Franco Sui Yuan brought his desire to be a sports broadcaster to America when his family moved to the suburbs of Los Angeles in 2005.
He went to a junior college, then to Cal State Fullerton. He did nine internships during college. Most journalism students do a couple. But Sui Yuan knew landing a job out of school was critical.
He needed one to attain a work visa and remain in the U.S.
“Knowing that I didn’t have citizenship or a green card,” he said, “my biggest worry — and I think it’s the biggest worry for many immigrants — is what’s next after I graduate from college? After you get out … ”
He snapped his fingers.
“ … it’s like, you have to find a job to stay legally.”
While doing an internship with the L.A. Galaxy, the Major League Soccer team, he got a lead on a media relations job with the Chicago Fire. He applied and was soon moving to Chicago. After a year, he took a job with Telemundo Oklahoma in OKC. After a couple years, he moved back to Los Angeles to be a producer for the Spanish-language pregame and postgame shows for the Lakers and Galaxy. But having met and married a woman from OKC, Franco decided to move his family back in 2015.
That was around the same time his work in soccer started opening a new door. He was asked by international contacts he'd made to be work as a media officer moderating press conferences and coordinating interviews.
Sui Yuan has worked Gold Cup and Copa America matches.
“Watching Messi live, working on the same field as Messi, asking him if he can do an interview,” Sui Yuan said, “having that one-to-one interaction…”
“They won’t let you take a picture, take a selfie with them, but I think you just take a quick picture with your brain.”
As thrilling as those moments were for Sui Yuan, his trips out of the country to those matches also provided one of his least-favorite times.
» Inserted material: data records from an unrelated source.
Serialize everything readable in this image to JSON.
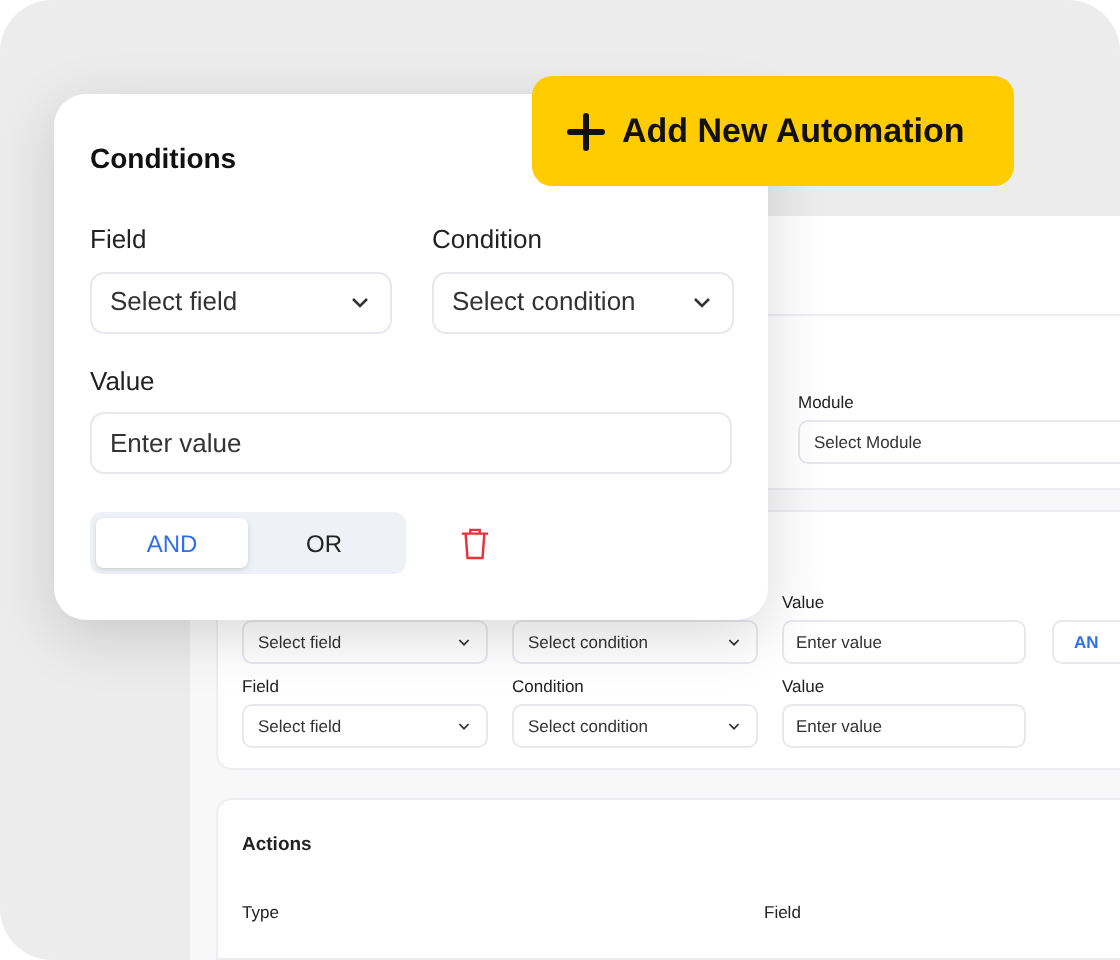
{
  "add_button": {
    "label": "Add New Automation"
  },
  "conditions_card": {
    "title": "Conditions",
    "field": {
      "label": "Field",
      "placeholder": "Select field"
    },
    "condition": {
      "label": "Condition",
      "placeholder": "Select condition"
    },
    "value": {
      "label": "Value",
      "placeholder": "Enter value"
    },
    "logic": [
      {
        "label": "AND",
        "selected": true
      },
      {
        "label": "OR",
        "selected": false
      }
    ]
  },
  "background": {
    "module": {
      "label": "Module",
      "placeholder": "Select Module"
    },
    "condition_rows": [
      {
        "field": {
          "placeholder": "Select field"
        },
        "condition": {
          "placeholder": "Select condition"
        },
        "value": {
          "label": "Value",
          "placeholder": "Enter value"
        },
        "logic_button": {
          "label": "AN"
        }
      },
      {
        "field": {
          "label": "Field",
          "placeholder": "Select field"
        },
        "condition": {
          "label": "Condition",
          "placeholder": "Select condition"
        },
        "value": {
          "label": "Value",
          "placeholder": "Enter value"
        }
      }
    ],
    "actions": {
      "title": "Actions",
      "columns": [
        "Type",
        "Field"
      ]
    }
  }
}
Coming back into the United States and going through customs, he would present his Argentine passport and his American green card. Those are legal documents for entrance.
But he’d be quizzed about why he’d traveled, what he’d been doing. It always made him uncomfortable.
What if something went wrong?
One Saturday or Sunday night last fall, Franco Sui Yuan opened his computer and started the process of applying for U.S. citizenship.
He was done with the uncertainty. Finished with the stress. He suspects he would’ve gotten his citizenship in late March or early April, but the pandemic pushed the big day back to May 26.
He was given the oath of allegiance with eight others during a small outdoor ceremony in Oklahoma City. Everyone wore masks and maintained social distance.
After only a few minutes, it was official.
“The amount of weight that was let off my shoulders that day,” Sui Yuan said, “was great.”
Franco Sui Yuan expects to celebrate this Fourth of July the way he always has.
There will be an “Asian-Hispanic flavor” as he calls it, stemming from his background. There will also be a Mexican flair because of his wife’s background. But then, he figures that mash up of cultures is what America is all about.
“At its best, we get to share our experiences,” Sui Yuan said. “At its worst, we get to learn from each other.”
That diversity makes him proud to be American.
Sui Yuan is looking forward to post-pandemic international travel for soccer. He's looking forward to returning to the U.S. for the first time as a citizen. There’ll be no more questions about where he was or what he was doing.
“I’m very lucky,” he said, “because I don’t have to live with that worry anymore.”
Even though Franco Sui Yuan is a U.S. citizen now, he still has all his paperwork saved in a safe place. He knows he doesn’t need it anymore, and yet, it is a reminder of where he’s come from — and what he’s become.